In return, lawyers for the hundreds of Colombian plaintiffs claim, the AUC used violence to drive out or kill Colombian labor leaders, attack rival left-wing FARC guerrillas and their sympathizers, and essentially become rulers of a region encompassing some 200 Chiquita banana farms.
The lawsuits were filed around the country and consolidated in West Palm Beach before U.S. District Judge Kenneth A. Marra, who held a hearing Friday on the company's motions to dismiss.
Marra is expected to issue a written ruling later in cases that collectively could amount to the largest wrongful death claims in U.S. history, according to attorneys involved. There was no timetable for Marra to rule.
One claim on behalf of more than 600 people identified only as "Juan Does and Juana Does" is seeking $20 million for each plaintiff, or more than $13 billion. Another lawsuit seeks class-action status, which could amount to tens of thousands of plaintiffs and possibly higher damage amounts if successful.
Collingsworth said the AUC's actions pacified the region, claiming that improved Chiquita's profits from Colombia and forced out any smaller competitors.
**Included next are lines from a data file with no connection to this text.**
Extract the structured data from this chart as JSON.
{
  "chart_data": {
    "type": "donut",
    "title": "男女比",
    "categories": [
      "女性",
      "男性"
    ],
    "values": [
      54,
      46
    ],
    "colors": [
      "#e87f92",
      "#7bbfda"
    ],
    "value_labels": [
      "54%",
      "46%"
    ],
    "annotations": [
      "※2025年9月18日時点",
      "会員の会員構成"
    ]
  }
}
Chiquita, he said, "knew their support was accomplishing these objectives," he said.
The lawsuits were filed after Chiquita previously acknowledged making payments to the AUC. The company paid a $25 million fine.
But Chiquita denies responsibility for killings by the Colombian groups. Through its Banadex subsidiary, Chiquita said it paid about $1.7 million from 1997 to 2004 to the AUC.
Chiquita, which sold Banadex in 2004, contends that it was forced to pay both the AUC and FARC as a form of extortion and that the company had no control over violent acts by those groups. The two paramilitary groups have fought for decades in Colombia's bloody civil war, and Levy questioned whether the AUC was engaged in "terrorism" in the legal sense.
"There is considerable dispute among the nations of the world about terrorism. There are disputes about the definition of terrorism," Levy said.
The lawsuits were brought under the Alien Tort Statute, adopted in 1789 in part to deal with piracy claims. It allows non-U.S. citizens to make claims in U.S. courts for acts that violate international law.